Transportation project cost estimation is the process of forecasting the total cost of a project. Decision makers need accurate cost estimates, to allocate resources across projects efficiently. However, the transportation sector is notorious for project costs exceeding original estimates. Improved transportation cost estimation procedures allow for a more efficient and sustainable allocation of financial resources.
AASHTOWare Project Estimation is the primary cost estimation software used by several state Departments of Transportation. AASHTOWare Project Estimator allows users to enter the items used in a transportation project and the quantity of each item used. AASHTOWare then estimates a unit price for each item based upon historic data derived from previous transportation projects in the state that have used those items. AASHTOWare also generates 94.5% confidence intervals for each item unit cost estimate. However, previous research has demonstrated that these confidence intervals are derived under the assumption that the underlying costs are normally distributed, rather than using the actual cost distributions present in the underlying data (Reichard, et al., 2021). AASHTOWare also does not currently report uncertainty for the total project cost estimate. Decision makers would benefit from having access to uncertainty for individual cost components, as well as the total project cost estimate. Knowledge of total project cost uncertainty would allow planners to hold some funding in reserve, to insure against potential cost overruns, or release funds that are not needed on reserve.
This research proposes to use bootstrap analysis to derive confidence intervals for each item in the AASHTOWare database (Efron and Tibshirani, 1994; Efron and Tibshirani, 1986). Then, Monte Carlo simulation will be employed to estimate the probability distribution of total expected project costs, based upon the variability of item costs (Guensler and Leonard, 1995). With this addition, AASHTOWare would be able to report the 5th and 95th (or 10th and 90th) percentile cost estimates, along with the expected cost of a project to decision makers with resource allocation. The use of asymmetrical bootstrap confidence intervals for item costs within the model would better reflect the actual distribution of item costs, as well as the combined effect for the entire project.

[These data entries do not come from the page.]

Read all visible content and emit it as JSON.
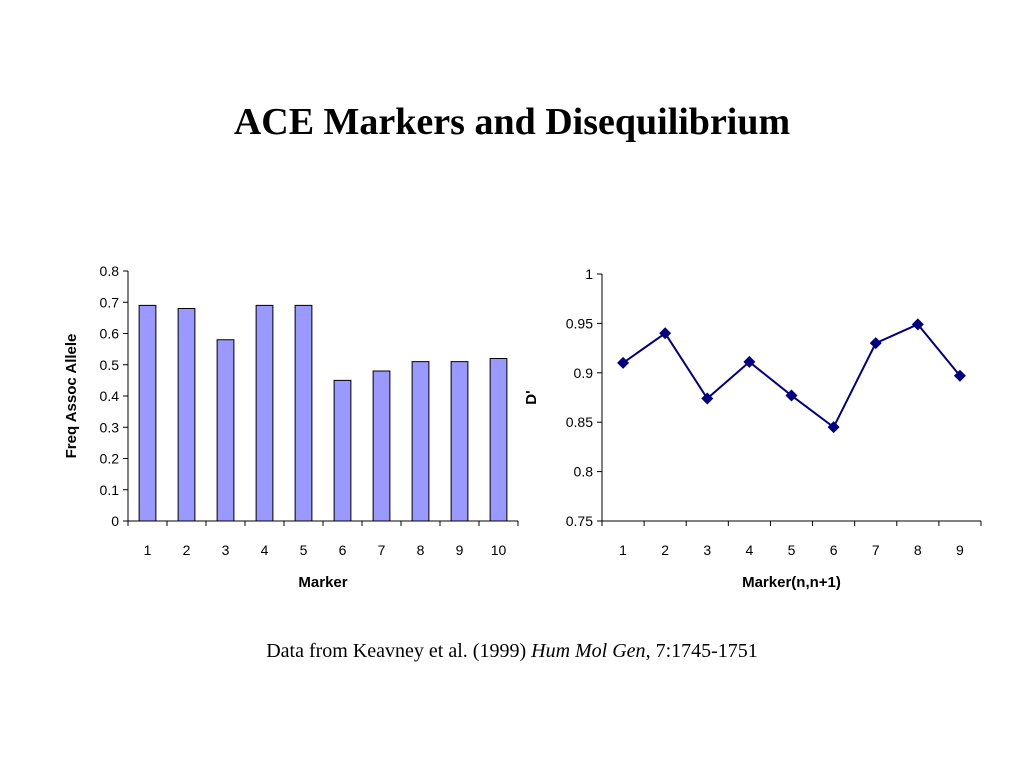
{
  "title": "ACE Markers and Disequilibrium",
  "caption": {
    "prefix": "Data from Keavney et al. (1999) ",
    "journal": "Hum Mol Gen",
    "suffix": ", 7:1745-1751"
  },
  "colors": {
    "bar_fill": "#9999ff",
    "bar_stroke": "#000000",
    "line": "#000080",
    "axis": "#000000"
  },
  "chart_data": [
    {
      "type": "bar",
      "categories": [
        "1",
        "2",
        "3",
        "4",
        "5",
        "6",
        "7",
        "8",
        "9",
        "10"
      ],
      "values": [
        0.69,
        0.68,
        0.58,
        0.69,
        0.69,
        0.45,
        0.48,
        0.51,
        0.51,
        0.52
      ],
      "xlabel": "Marker",
      "ylabel": "Freq Assoc Allele",
      "ylim": [
        0,
        0.8
      ],
      "yticks": [
        "0",
        "0.1",
        "0.2",
        "0.3",
        "0.4",
        "0.5",
        "0.6",
        "0.7",
        "0.8"
      ],
      "grid": false
    },
    {
      "type": "line",
      "categories": [
        "1",
        "2",
        "3",
        "4",
        "5",
        "6",
        "7",
        "8",
        "9"
      ],
      "values": [
        0.91,
        0.94,
        0.874,
        0.911,
        0.877,
        0.845,
        0.93,
        0.949,
        0.897
      ],
      "xlabel": "Marker(n,n+1)",
      "ylabel": "D'",
      "ylim": [
        0.75,
        1
      ],
      "yticks": [
        "0.75",
        "0.8",
        "0.85",
        "0.9",
        "0.95",
        "1"
      ],
      "marker": "diamond",
      "grid": false
    }
  ]
}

Previous research has also shown that a relatively small subset of project items can be responsible for the vast majority of total project uncertainty (Reichard, et al., 2021). Items that have a large degree of component cost uncertainty and that are used in large quantities may be responsible for several million dollars in total project cost uncertainty. This research will also assess the potential impact of high-use, high-cost-volatility items on total costs across project types. The analyses will reveal which items are the greatest contributors to total project cost uncertainty and should assist in future policy efforts designed to control costs (perhaps through long-term contracts designed to reduce item cost volatility), thereby reducing transportation project cost uncertainty. The findings generated by this research will improve sustainable transportation lifecycle cost estimation, allowing for funding to be used more efficiently and to maximize benefits per capital dollar spent.